W zasięgu działania RDLP jest ponad 460 obiektów upamiętniających wydarzenia historyczne (cmentarze, mogiły, pomniki, krzyże i inne obiekty z okresu powstania styczniowego, I i II wojen światowych, okresu powojennego, upamiętniające postacie zasłużone, a także inne miejsca historyczne).  – Jeden z naszych poprzedników, kolegów leśników nasze lasy nazwał lasami nasiąkłymi krwią. Tu odbywały się walki, tu ginęli ludzie, i tutaj w te lasy wsiąkała polska krew – przypomniał Piotr Kacprzak, zastępca dyrektora RDLP w Radomiu. – Bardzo często w przedwojennych aktach osobowych znajduje się jedna karteczka i jedno zdanie: Proszę o zwolnienie mnie z obowiązków służbowych celem wstąpienia do armii polskiej.
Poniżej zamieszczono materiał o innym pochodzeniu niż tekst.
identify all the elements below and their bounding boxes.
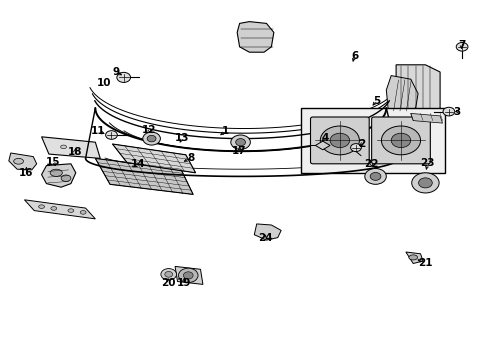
Text: 13: 13 — [175, 132, 189, 143]
Text: 5: 5 — [372, 96, 379, 106]
Circle shape — [183, 272, 193, 279]
Circle shape — [350, 144, 361, 152]
Text: 11: 11 — [90, 126, 105, 136]
Circle shape — [390, 133, 410, 148]
Circle shape — [411, 173, 438, 193]
Polygon shape — [95, 158, 193, 194]
Ellipse shape — [14, 158, 23, 164]
Polygon shape — [386, 76, 417, 115]
Text: 3: 3 — [453, 107, 460, 117]
Text: 17: 17 — [232, 146, 246, 156]
Text: 20: 20 — [161, 278, 175, 288]
Text: 19: 19 — [177, 278, 191, 288]
Circle shape — [105, 131, 117, 139]
Ellipse shape — [61, 145, 66, 149]
Circle shape — [164, 271, 172, 277]
Text: 4: 4 — [321, 132, 328, 143]
Text: 15: 15 — [45, 157, 60, 167]
Polygon shape — [175, 266, 203, 284]
Text: 24: 24 — [257, 233, 272, 243]
Circle shape — [161, 269, 176, 280]
Circle shape — [329, 133, 349, 148]
Polygon shape — [300, 108, 444, 173]
Circle shape — [381, 126, 420, 155]
Polygon shape — [405, 252, 422, 264]
Text: 14: 14 — [131, 159, 145, 169]
Text: 8: 8 — [187, 153, 194, 163]
Polygon shape — [112, 144, 195, 173]
Polygon shape — [9, 153, 37, 170]
Circle shape — [235, 139, 245, 146]
Text: 16: 16 — [19, 168, 33, 178]
Circle shape — [455, 42, 467, 51]
Circle shape — [364, 168, 386, 184]
Text: 10: 10 — [97, 78, 111, 88]
Text: 21: 21 — [417, 258, 432, 268]
Ellipse shape — [61, 175, 71, 181]
Polygon shape — [410, 113, 442, 123]
FancyBboxPatch shape — [371, 117, 429, 164]
Text: 6: 6 — [350, 51, 357, 61]
Text: 12: 12 — [142, 125, 156, 135]
Circle shape — [442, 107, 454, 116]
Text: 23: 23 — [420, 158, 434, 168]
Ellipse shape — [39, 205, 44, 208]
Circle shape — [320, 126, 359, 155]
Circle shape — [117, 72, 130, 82]
Polygon shape — [237, 22, 273, 52]
Ellipse shape — [80, 211, 86, 214]
Text: 18: 18 — [67, 147, 82, 157]
Polygon shape — [24, 200, 95, 219]
Polygon shape — [41, 164, 76, 187]
Ellipse shape — [408, 255, 417, 260]
Circle shape — [418, 178, 431, 188]
Text: 7: 7 — [457, 40, 465, 50]
Polygon shape — [41, 137, 100, 158]
Ellipse shape — [50, 169, 62, 176]
Text: 2: 2 — [358, 139, 365, 149]
Circle shape — [178, 268, 198, 283]
Text: 9: 9 — [113, 67, 120, 77]
Text: 1: 1 — [222, 126, 229, 136]
Text: 22: 22 — [364, 159, 378, 169]
Circle shape — [369, 172, 380, 180]
FancyBboxPatch shape — [310, 117, 368, 164]
Polygon shape — [315, 141, 329, 150]
Ellipse shape — [68, 209, 74, 212]
Circle shape — [230, 135, 250, 149]
Polygon shape — [254, 224, 281, 240]
Circle shape — [147, 135, 156, 142]
Polygon shape — [395, 65, 439, 115]
Ellipse shape — [51, 207, 57, 210]
Circle shape — [142, 132, 160, 145]
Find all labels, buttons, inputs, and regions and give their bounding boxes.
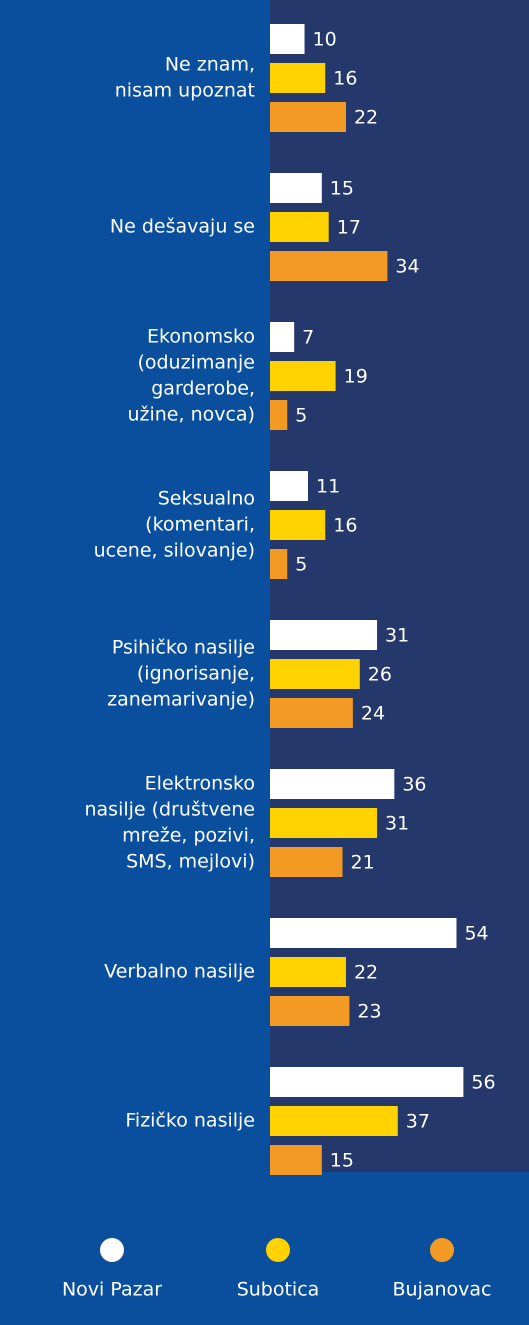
value-label: 11: [316, 476, 340, 498]
legend-label: Bujanovac: [393, 1279, 492, 1301]
bar: [270, 996, 350, 1026]
category-label: Seksualno: [158, 488, 255, 510]
category-label: mreže, pozivi,: [122, 825, 255, 847]
value-label: 17: [337, 217, 361, 239]
bar: [270, 63, 326, 93]
category-label: Ne znam,: [165, 54, 255, 76]
bar: [270, 918, 457, 948]
category-label: užine, novca): [127, 404, 255, 426]
category-label: SMS, mejlovi): [126, 851, 255, 873]
value-label: 31: [385, 813, 409, 835]
value-label: 5: [295, 405, 307, 427]
bar: [270, 659, 360, 689]
value-label: 56: [471, 1072, 495, 1094]
bar: [270, 1106, 398, 1136]
category-label: (komentari,: [145, 514, 255, 536]
value-label: 7: [302, 327, 314, 349]
bar: [270, 620, 378, 650]
category-label: (oduzimanje: [137, 352, 255, 374]
category-label: nisam upoznat: [115, 80, 255, 102]
value-label: 34: [395, 256, 419, 278]
category-label: Verbalno nasilje: [104, 961, 255, 983]
legend-marker: [430, 1238, 454, 1262]
category-label: nasilje (društvene: [85, 799, 256, 821]
bar: [270, 24, 305, 54]
bar: [270, 808, 378, 838]
bar: [270, 957, 346, 987]
bar: [270, 769, 395, 799]
value-label: 5: [295, 554, 307, 576]
value-label: 22: [354, 962, 378, 984]
value-label: 19: [344, 366, 368, 388]
bar: [270, 400, 288, 430]
bar: [270, 322, 295, 352]
value-label: 36: [402, 774, 426, 796]
category-label: Fizičko nasilje: [125, 1110, 255, 1132]
value-label: 24: [361, 703, 385, 725]
value-label: 54: [464, 923, 488, 945]
category-label: Ekonomsko: [147, 326, 255, 348]
bar: [270, 698, 353, 728]
bar: [270, 212, 329, 242]
bar: [270, 471, 308, 501]
value-label: 16: [333, 68, 357, 90]
bar: [270, 549, 288, 579]
category-label: ucene, silovanje): [94, 540, 255, 562]
bar: [270, 510, 326, 540]
legend-marker: [266, 1238, 290, 1262]
bar: [270, 1067, 464, 1097]
category-label: Psihičko nasilje: [112, 637, 255, 659]
bar: [270, 1145, 322, 1175]
category-label: Elektronsko: [145, 773, 255, 795]
legend-label: Subotica: [237, 1279, 320, 1301]
legend-label: Novi Pazar: [62, 1279, 162, 1301]
bar: [270, 102, 346, 132]
category-label: garderobe,: [151, 378, 255, 400]
value-label: 10: [313, 29, 337, 51]
bar: [270, 251, 388, 281]
value-label: 26: [368, 664, 392, 686]
value-label: 23: [357, 1001, 381, 1023]
category-label: Ne dešavaju se: [110, 216, 255, 238]
value-label: 16: [333, 515, 357, 537]
value-label: 37: [406, 1111, 430, 1133]
legend-marker: [100, 1238, 124, 1262]
bar: [270, 847, 343, 877]
value-label: 15: [330, 178, 354, 200]
value-label: 31: [385, 625, 409, 647]
value-label: 15: [330, 1150, 354, 1172]
value-label: 21: [351, 852, 375, 874]
value-label: 22: [354, 107, 378, 129]
bar: [270, 173, 322, 203]
category-label: (ignorisanje,: [137, 663, 255, 685]
bar: [270, 361, 336, 391]
category-label: zanemarivanje): [107, 689, 255, 711]
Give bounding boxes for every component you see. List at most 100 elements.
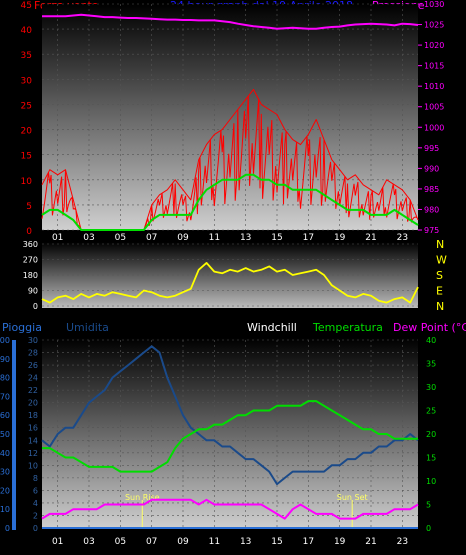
wind-y-tick-label: 15 xyxy=(21,152,32,162)
humidity-y-tick-label: 4 xyxy=(33,499,38,508)
temp-x-tick-label: 05 xyxy=(115,537,126,547)
direction-y-tick-label: 180 xyxy=(23,271,38,280)
rain-y-ticks: 0 10 20 30 40 50 60 70 80 90 100 xyxy=(0,336,10,533)
temp-x-tick-label: 01 xyxy=(52,537,63,547)
temp-y-tick-label: 35 xyxy=(426,360,436,369)
rain-y-tick-label: 90 xyxy=(0,355,10,364)
temp-x-ticks: 01 03 05 07 09 11 13 15 17 19 21 23 xyxy=(52,537,408,547)
pressure-y-tick-label: 1025 xyxy=(424,21,444,30)
pressure-y-tick-label: 975 xyxy=(424,226,439,235)
pressure-line xyxy=(42,13,419,30)
humidity-y-tick-label: 18 xyxy=(28,411,38,420)
pressure-y-tick-label: 990 xyxy=(424,164,439,173)
rain-y-tick-label: 0 xyxy=(5,524,10,533)
wind-y-tick-label: 20 xyxy=(21,127,33,137)
temp-x-tick-label: 17 xyxy=(303,537,314,547)
temp-y-tick-label: 40 xyxy=(426,336,436,345)
direction-letter: S xyxy=(436,269,443,282)
wind-x-ticks: 01 03 05 07 09 11 13 15 17 19 21 23 xyxy=(52,233,408,243)
wind-x-tick-label: 23 xyxy=(397,233,408,243)
sun-marker-label: Sun Set xyxy=(337,493,368,502)
temp-x-tick-label: 23 xyxy=(397,537,408,547)
wind-x-tick-label: 03 xyxy=(83,233,94,243)
wind-average-line xyxy=(41,173,419,231)
humidity-y-tick-label: 20 xyxy=(28,399,38,408)
direction-y-tick-label: 360 xyxy=(23,240,38,249)
pressure-y-tick-label: 1020 xyxy=(424,41,444,50)
wind-y-ticks: 0 5 10 15 20 25 30 35 40 45 xyxy=(21,1,33,237)
humidity-y-tick-label: 8 xyxy=(33,474,38,483)
humidity-y-tick-label: 26 xyxy=(28,361,38,370)
humidity-y-tick-label: 12 xyxy=(28,449,38,458)
humidity-y-tick-label: 30 xyxy=(28,336,38,345)
direction-letter: E xyxy=(436,285,443,298)
humidity-y-tick-label: 14 xyxy=(28,436,38,445)
wind-y-tick-label: 45 xyxy=(21,1,32,11)
wind-x-tick-label: 11 xyxy=(209,233,220,243)
direction-y-tick-label: 0 xyxy=(33,302,38,311)
humidity-y-tick-label: 6 xyxy=(33,486,38,495)
temp-x-tick-label: 11 xyxy=(209,537,220,547)
wind-x-tick-label: 01 xyxy=(52,233,63,243)
wind-x-tick-label: 17 xyxy=(303,233,314,243)
temp-x-tick-label: 15 xyxy=(271,537,282,547)
wind-plot-area xyxy=(42,4,418,230)
pressure-y-tick-label: 1015 xyxy=(424,62,444,71)
temp-series xyxy=(41,345,419,529)
humidity-y-tick-label: 2 xyxy=(33,511,38,520)
wind-y-tick-label: 0 xyxy=(26,227,32,237)
wind-x-tick-label: 13 xyxy=(240,233,251,243)
pressure-y-ticks: 975 980 985 990 995 1000 1005 1010 1015 1020 1025 1… xyxy=(418,0,444,235)
temp-y-tick-label: 25 xyxy=(426,407,436,416)
pressure-y-tick-label: 995 xyxy=(424,144,439,153)
legend-dewpoint: Dew Point (°C) xyxy=(393,321,466,334)
pressure-y-tick-label: 1000 xyxy=(424,123,444,132)
temp-x-tick-label: 09 xyxy=(177,537,189,547)
temp-y-tick-label: 10 xyxy=(426,477,436,486)
wind-x-tick-label: 15 xyxy=(271,233,282,243)
temp-y-tick-label: 15 xyxy=(426,454,436,463)
wind-x-tick-label: 07 xyxy=(146,233,157,243)
pressure-y-tick-label: 1005 xyxy=(424,103,444,112)
wind-y-tick-label: 40 xyxy=(21,26,33,36)
wind-y-tick-label: 30 xyxy=(21,76,33,86)
temp-y-ticks: 0 5 10 15 20 25 30 35 40 xyxy=(426,336,436,533)
humidity-y-tick-label: 24 xyxy=(28,374,38,383)
humidity-y-tick-label: 28 xyxy=(28,349,38,358)
temperature-line xyxy=(42,400,418,473)
pressure-y-tick-label: 1010 xyxy=(424,82,444,91)
legend-humidity: Umidita xyxy=(66,321,109,334)
direction-y-tick-label: 90 xyxy=(28,287,38,296)
direction-y-tick-label: 270 xyxy=(23,256,38,265)
wind-y-tick-label: 25 xyxy=(21,101,32,111)
wind-y-tick-label: 5 xyxy=(26,202,32,212)
temp-x-tick-label: 07 xyxy=(146,537,157,547)
dewpoint-line xyxy=(41,498,419,520)
rain-y-tick-label: 60 xyxy=(0,411,10,420)
temp-x-tick-label: 03 xyxy=(83,537,94,547)
direction-letter: N xyxy=(436,238,444,251)
legend-rain: Pioggia xyxy=(2,321,42,334)
wind-x-tick-label: 19 xyxy=(334,233,346,243)
direction-series xyxy=(41,261,419,304)
wind-x-tick-label: 21 xyxy=(365,233,376,243)
wind-x-tick-label: 05 xyxy=(115,233,126,243)
wind-y-tick-label: 10 xyxy=(21,177,33,187)
wind-x-tick-label: 09 xyxy=(177,233,189,243)
rain-y-tick-label: 50 xyxy=(0,430,10,439)
legend-windchill: Windchill xyxy=(247,321,297,334)
rain-y-tick-label: 80 xyxy=(0,374,10,383)
wind-direction-line xyxy=(41,261,419,304)
direction-letter: W xyxy=(436,254,447,267)
humidity-y-tick-label: 10 xyxy=(28,461,38,470)
pressure-y-tick-label: 985 xyxy=(424,185,439,194)
rain-axis-bar xyxy=(12,340,16,530)
humidity-line xyxy=(41,345,419,486)
temp-plot-area xyxy=(42,338,418,528)
humidity-y-tick-label: 22 xyxy=(28,386,38,395)
humidity-y-tick-label: 16 xyxy=(28,424,38,433)
humidity-y-tick-label: 0 xyxy=(33,524,38,533)
rain-y-tick-label: 100 xyxy=(0,336,10,345)
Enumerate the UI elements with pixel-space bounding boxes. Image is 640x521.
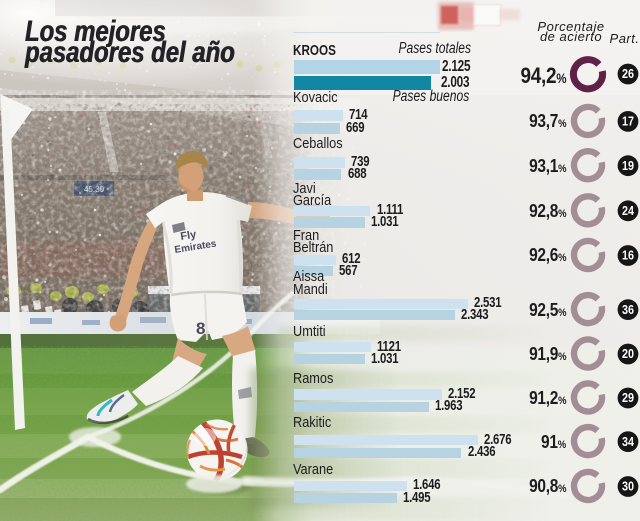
svg-text:29: 29 [622, 391, 634, 405]
svg-text:16: 16 [622, 249, 634, 263]
svg-text:17: 17 [622, 115, 634, 129]
svg-text:19: 19 [622, 159, 634, 173]
svg-text:24: 24 [622, 204, 634, 218]
svg-text:8: 8 [196, 319, 205, 338]
svg-text:20: 20 [622, 347, 634, 361]
svg-text:Fly: Fly [180, 228, 198, 242]
svg-text:34: 34 [622, 435, 634, 449]
svg-text:26: 26 [622, 67, 634, 81]
svg-text:36: 36 [622, 303, 634, 317]
svg-text:30: 30 [622, 480, 634, 494]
Kartkę zostawia gajowy, zostawia pracownik biura dyrekcji, zostawia pracownik nadleśnictwa i idzie do punktu poborowego. Ojczyzna to groby i ziemia (…)  Nam dano ten teren do gospodarowania, ale nie tylko w leśnym charakterze, ale i w aspekcie dbania o historię tego regionu, która z kolei jest historią naszego kraju, o tym musimy pamiętać i takie przesłanie przekazywać kolejnym pokoleniom.

W gronie tegorocznych laureatów znaleźli się także dr Maria Żychowska - harcerka, historyk, archiwistka, wieloletni kierownik oddziału Archiwum Państwowego w Tarnowie, ppłk dr Janusz Kamocki „Mamut” – jeden z głównych inicjatorów budowy pomnika AK w Krakowie, ppłk Janusz Sermanowicz „Dyzma”, urodzony w Skarżysku-Kamiennej, żołnierz podobwodu AK Skarżysko-Kamienna, który przez szereg lat pracował, jako leśnik w leśnictwie Majków, Jacek Smagowicz, który wchodzi w skład Komitetu Ochrony Pamięci Walk i Męczeństwa przy krakowskim oddziale IPN oraz Wojewódzkiej Rady Konsultacyjnej ds. działaczy opozycji antykomunistycznej oraz osób represjonowanych z powodów politycznych w Krakowie, Jerzy Giza, nauczyciel, dyrektor Zespołu Szkół Społecznych nr 1 w Krakowie, publicysta historyczny i działacz społeczny. W 2017 roku nagrodę otrzymało m.in. Środowisko Świętokrzyskich Zgrupowań Partyzanckich Armii Krajowej „Ponury” – „Nurt”, z którym współpracują leśnicy m.in. organizując uroczystości na Wykusie.